几年以前,从省城开过来的火车,还未到达县城东边二十公里的清江镇做终点,而是在距县城西边十公里的嘉水镇过夜。每天晚上八点四十,县汽车队的三辆大客车会准时在嘉水镇接站。火车头刚停稳,头顶还冒着白烟,口里还喘着粗气,像一个快累倒的长跑者,费了老大劲才跑到终点。绿皮车门一打开,人群便一窝蜂地涌出来,乱哄哄冲下站台,又潮水一般涌进去县城的大客车。而往后的日子里,县城始终未作为这趟客运列车的起点和终点站。随着时代的发展,普慢列车开到了巴山市,虽经过县城却不停靠,具体原因很难说清。
清江中学离小镇下场口不过一里多路。省道公路紧挨着校门前经过,再向东穿过场镇大约四十公里后,进入巴山地区。如此说来,此地的交通出行状况似乎还算便利。
平缓的水流在清江中学对面的河坝里徜徉,弯弯绕绕,在接近省道与县道交会处,被一道山坡脚下一挡,又转头流向南面的山谷之中。
韩云志与王奇伟同班,于1985年秋季入学。他们家住清江顺流而下的河谷两岸,两山遥遥相对。上学的路先从山上下来,再沿着清江河谷往上游走十二公里县道才到清江中学,比读初中时的路程远了一倍。县道是碎石路,虽说晴天一身汗,但身上的衣服看起来还算干净。下雨天就让人心忧了,路不好走,走山路容易摔跤,走公路容易被过往车辆溅一身的泥水。但终究没有选择,路只有一条。韩云志曾经听大人们说过,几十年以前去赶场,要翻过几座山,下过几条壑,才能走到清江街上。他常常站在操场上,望着校门对面那座高山,想象着从山顶笔直往下画一条延长线就能连接到自家的房顶上,可山路远不是想象的那么简单和轻巧。他好几次都想去尝试一下,可家人都劝他不要独自去走那条路:山高路陡,有一段还得手脚并用,而且没有人烟,荒山野岭让人心里不安。
鲁迅有一句名言:其实地上本没有路,走的人多了,也便成了路。

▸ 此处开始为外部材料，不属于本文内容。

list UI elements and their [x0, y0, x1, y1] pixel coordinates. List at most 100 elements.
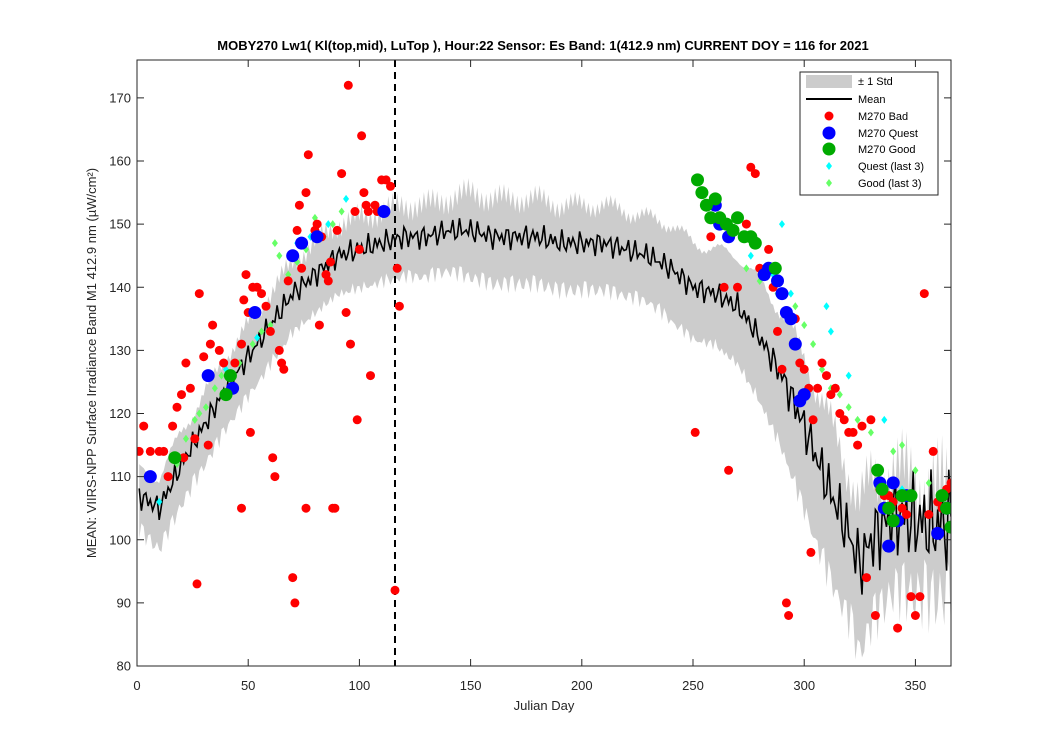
marker-good — [731, 211, 744, 225]
marker-bad — [341, 308, 351, 317]
marker-quest — [886, 476, 900, 490]
marker-bad — [928, 446, 938, 456]
marker-quest-last3 — [881, 415, 888, 424]
x-tick-label: 100 — [349, 678, 371, 693]
x-tick-label: 50 — [241, 678, 255, 693]
marker-bad — [902, 510, 911, 519]
marker-bad — [839, 415, 849, 425]
chart-title: MOBY270 Lw1( Kl(top,mid), LuTop ), Hour:… — [217, 38, 868, 53]
marker-quest-last3 — [747, 251, 754, 260]
marker-good — [882, 501, 896, 515]
marker-bad — [808, 415, 818, 425]
marker-good-last3 — [258, 327, 265, 336]
marker-good — [726, 223, 740, 237]
x-tick-label: 300 — [793, 678, 815, 693]
marker-bad — [326, 257, 335, 267]
x-axis-label: Julian Day — [514, 698, 575, 713]
marker-good-last3 — [182, 434, 189, 443]
marker-bad — [203, 440, 213, 450]
marker-bad — [724, 465, 734, 475]
y-ticks: 80 90 100 110 120 130 140 150 160 170 — [109, 90, 951, 674]
legend-swatch-quest-last3 — [826, 162, 832, 170]
marker-quest — [882, 539, 896, 553]
marker-bad — [386, 181, 395, 191]
marker-quest-last3 — [325, 220, 332, 229]
y-tick-label: 90 — [117, 595, 131, 610]
x-tick-label: 200 — [571, 678, 593, 693]
marker-bad — [290, 598, 300, 608]
marker-quest — [295, 236, 309, 250]
marker-quest-last3 — [778, 220, 785, 229]
marker-bad — [332, 225, 342, 235]
marker-good — [748, 236, 762, 250]
marker-bad — [390, 585, 400, 595]
marker-good — [768, 261, 782, 275]
marker-bad — [137, 446, 144, 456]
marker-good-last3 — [271, 239, 278, 248]
marker-quest-last3 — [254, 333, 261, 342]
marker-bad — [323, 276, 333, 286]
marker-bad — [826, 390, 836, 400]
marker-bad — [145, 446, 155, 456]
y-tick-label: 110 — [110, 469, 131, 484]
marker-bad — [848, 427, 858, 437]
marker-bad — [252, 282, 262, 292]
marker-bad — [274, 345, 284, 355]
marker-bad — [866, 415, 876, 425]
marker-good-last3 — [218, 371, 225, 380]
marker-bad — [817, 358, 827, 368]
marker-bad — [301, 503, 311, 513]
marker-good-last3 — [329, 220, 336, 229]
marker-good-last3 — [211, 384, 218, 393]
marker-good-last3 — [867, 428, 874, 437]
marker-good — [223, 369, 237, 383]
x-tick-label: 250 — [682, 678, 704, 693]
marker-good-last3 — [792, 302, 799, 311]
marker-good-last3 — [810, 340, 817, 349]
marker-bad — [835, 409, 845, 418]
marker-bad — [733, 282, 742, 292]
marker-bad — [179, 453, 189, 463]
marker-bad — [292, 225, 302, 235]
marker-bad — [830, 383, 840, 393]
marker-bad — [946, 478, 951, 488]
marker-bad — [219, 358, 229, 368]
legend-label-good: M270 Good — [858, 144, 915, 156]
marker-bad — [297, 263, 307, 273]
marker-good — [935, 489, 949, 503]
marker-bad — [279, 364, 289, 374]
marker-bad — [214, 345, 224, 355]
x-tick-label: 150 — [460, 678, 482, 693]
marker-quest-last3 — [343, 194, 350, 203]
marker-bad — [750, 169, 760, 179]
marker-bad — [199, 352, 209, 362]
marker-bad — [190, 434, 200, 444]
marker-quest — [377, 205, 391, 218]
marker-quest — [788, 337, 802, 351]
mean-line — [138, 218, 951, 595]
marker-good-last3 — [836, 390, 843, 399]
legend-swatch-std — [806, 75, 852, 88]
marker-bad — [897, 503, 907, 513]
marker-bad — [301, 188, 311, 198]
marker-good-last3 — [249, 340, 256, 349]
legend-label-good-last3: Good (last 3) — [858, 178, 922, 190]
legend-label-mean: Mean — [858, 94, 886, 106]
marker-good — [691, 173, 704, 187]
marker-bad — [268, 453, 278, 463]
marker-good — [904, 489, 918, 503]
marker-bad — [330, 503, 340, 513]
marker-bad — [764, 244, 774, 254]
marker-bad — [741, 219, 751, 229]
axes-box — [136, 59, 952, 667]
marker-quest — [143, 470, 157, 484]
marker-bad — [177, 390, 186, 400]
marker-bad — [139, 421, 149, 431]
marker-good-last3 — [276, 251, 283, 260]
marker-good — [940, 501, 951, 515]
y-tick-label: 140 — [109, 280, 131, 295]
marker-bad — [172, 402, 182, 412]
marker-bad — [245, 427, 255, 437]
y-tick-label: 170 — [109, 90, 131, 105]
marker-quest — [201, 369, 215, 383]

路是走出来的,无疑。但前提是走路的人要足够多,一个人是很难趟出一条路来的。
“听人劝,得一半”,这是常说的一句话。由此,上学还只能走那条大路。小孩子嘛,总喜欢干干净净、漂漂亮亮的。每周日下午回到学校,看看身上刚换的衣服已经变得灰扑扑,心里就有些不愉快。好在大伙儿都刚返校,常会从家里带来一些“美味佳肴”,三五个小伙伴围在一起分享,说说笑笑,浑身的疲劳和不快也随之一扫而光了。
能带给人开心快乐的,既有物质美味,也有精神美味,有时物质与精神共存。比如,莴笋长成的时候,从地里拔几根,带到学校去,削了皮,切成片,只需酱油一拌,即成美味,而且清香可口。杜玉国有一次就是这样干的,他拌了一大碗莴笋,只招呼一声,小伙伴们都抢着来品尝。在这个星期天的下午,韩云志觉得生活是那么有滋有味,人间真是温暖和美好的。
在顺着河谷而行的公路上行走,若能在招呼站遇到开往县城的班车,兴许能赶上。客车不到站是不停的,能搭上车的概率总是很小,客车一天就那么两趟,等车是没有个准头的。如此一来,走路反倒不会焦心,所谓不怕慢就怕站。到了20世纪90年代,很多地方班车、公交车都能招手停了。
学校门口并没有车站。若想搭车,只能去东边场镇或者西边省道与县道交会路口的车站。每到星期六午后,一群一群的学生站在公路两旁,盼望着开往自家方向的班车早点到来。时间像那条小河流一样无声无息地流逝,回家的路在缩短的时间内开始变得漫长,不安和焦虑爬上了青春的脸庞。离家远的人总是占多数,就算班车来了,好多也挤不上去,只好走路回家。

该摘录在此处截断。